Schools Keep Access In Mind As They Share Ways For Students To Stay Sharp

Mar 24, 2020

Iowa schools are sharing resources for families to keep students engaged while classes are cancelled to prevent the spread of COVID-19, although district officials caution they are not meant to replace lost time with teachers.

Des Moines Public Schools is providing a list of websites students can sample to solve math puzzles, read Iowa history or practice their English. Cedar Rapids Community Schools created a daily schedule families can follow to copy the rhythm of a school day.

Des Moines Public Schools director for secondary teaching and learning, Sarah Dougherty, said the goal is to keep children engaged. But, she added, parents should not feel like they have to turn their homes into classrooms.
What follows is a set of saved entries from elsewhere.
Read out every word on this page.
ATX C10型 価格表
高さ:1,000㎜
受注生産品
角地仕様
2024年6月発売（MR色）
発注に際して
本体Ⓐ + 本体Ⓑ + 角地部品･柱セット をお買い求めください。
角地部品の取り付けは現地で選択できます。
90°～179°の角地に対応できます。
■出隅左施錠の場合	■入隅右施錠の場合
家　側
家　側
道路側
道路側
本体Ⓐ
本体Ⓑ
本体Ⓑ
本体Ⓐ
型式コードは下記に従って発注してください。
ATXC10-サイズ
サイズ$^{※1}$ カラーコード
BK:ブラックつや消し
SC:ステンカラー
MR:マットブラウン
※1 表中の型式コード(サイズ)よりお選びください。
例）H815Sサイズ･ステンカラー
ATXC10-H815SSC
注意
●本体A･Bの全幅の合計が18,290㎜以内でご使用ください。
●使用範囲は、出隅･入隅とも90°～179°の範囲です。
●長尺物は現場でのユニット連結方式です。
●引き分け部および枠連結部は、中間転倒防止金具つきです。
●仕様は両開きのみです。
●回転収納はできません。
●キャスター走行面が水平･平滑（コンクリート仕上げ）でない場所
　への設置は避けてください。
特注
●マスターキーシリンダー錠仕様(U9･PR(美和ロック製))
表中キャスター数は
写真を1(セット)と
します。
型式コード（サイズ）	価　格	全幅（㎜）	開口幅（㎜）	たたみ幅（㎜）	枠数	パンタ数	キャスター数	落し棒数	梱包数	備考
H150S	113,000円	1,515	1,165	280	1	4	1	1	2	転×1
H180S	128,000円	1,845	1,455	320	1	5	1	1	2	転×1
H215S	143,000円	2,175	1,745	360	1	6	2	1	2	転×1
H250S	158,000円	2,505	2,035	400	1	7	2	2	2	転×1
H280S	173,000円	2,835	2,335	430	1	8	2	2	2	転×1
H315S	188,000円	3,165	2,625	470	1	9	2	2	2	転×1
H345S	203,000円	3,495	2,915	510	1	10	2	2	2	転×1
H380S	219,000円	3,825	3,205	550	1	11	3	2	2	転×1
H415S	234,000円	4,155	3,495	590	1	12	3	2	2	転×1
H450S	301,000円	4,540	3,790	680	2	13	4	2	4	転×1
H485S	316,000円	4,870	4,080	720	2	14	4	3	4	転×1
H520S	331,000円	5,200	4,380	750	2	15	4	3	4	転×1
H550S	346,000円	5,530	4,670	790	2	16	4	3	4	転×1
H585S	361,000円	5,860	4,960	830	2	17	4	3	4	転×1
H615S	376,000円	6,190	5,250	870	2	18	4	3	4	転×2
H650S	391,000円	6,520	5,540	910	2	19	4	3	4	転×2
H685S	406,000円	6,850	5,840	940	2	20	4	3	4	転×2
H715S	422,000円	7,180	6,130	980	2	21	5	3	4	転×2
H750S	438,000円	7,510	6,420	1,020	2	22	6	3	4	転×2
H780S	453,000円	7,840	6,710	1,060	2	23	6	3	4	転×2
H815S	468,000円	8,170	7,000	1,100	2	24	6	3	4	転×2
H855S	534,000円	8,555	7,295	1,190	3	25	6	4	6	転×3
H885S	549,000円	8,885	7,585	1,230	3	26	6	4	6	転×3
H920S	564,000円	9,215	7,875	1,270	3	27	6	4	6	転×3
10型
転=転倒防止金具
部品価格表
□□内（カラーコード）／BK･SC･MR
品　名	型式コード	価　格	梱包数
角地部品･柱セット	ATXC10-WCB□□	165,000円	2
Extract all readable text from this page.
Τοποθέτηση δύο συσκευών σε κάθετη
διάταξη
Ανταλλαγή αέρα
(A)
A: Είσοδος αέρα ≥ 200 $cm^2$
“Try to do things that keep kids active creatively, physically and mentally but don’t anticipate recreating a six-hour school day in your living room,” Dougherty said. “I have a five-year-old and an eight-year-old home and I know for sure that if I’m going to continue to be an effective professional, an effective educator and an effective parent that I’m not going to be able to do all of those things at once.”

The Iowa Department of Education has told public K-12 schools they cannot require students to participate in online learning, in part because many families lack internet access or the devices they would need to work online.

The options for Des Moines students were shaped by concerns over unequal access, Dougherty said. More than 75 percent of DMPS students qualify for free or reduced-price lunch. District staff looked for materials that would be widely accessible without creating additional costs for families.

“Our path forward really looks like what can we offer that allows everyone to participate and not widen any opportunity gaps that already exist,” Dougherty said.

None of the resources shared by the district requires a subscription or registration, she said, and the sites can be viewed on a smartphone, which is the device most families have available.

Many schools are also looking for ways to help students with no internet access at home. Cedar Rapids will begin sharing printed materials with families through the mail and at food distribution sites. Families in the Iowa City school district can request a connection to be paid for by the district during the COVID-19 shutdown.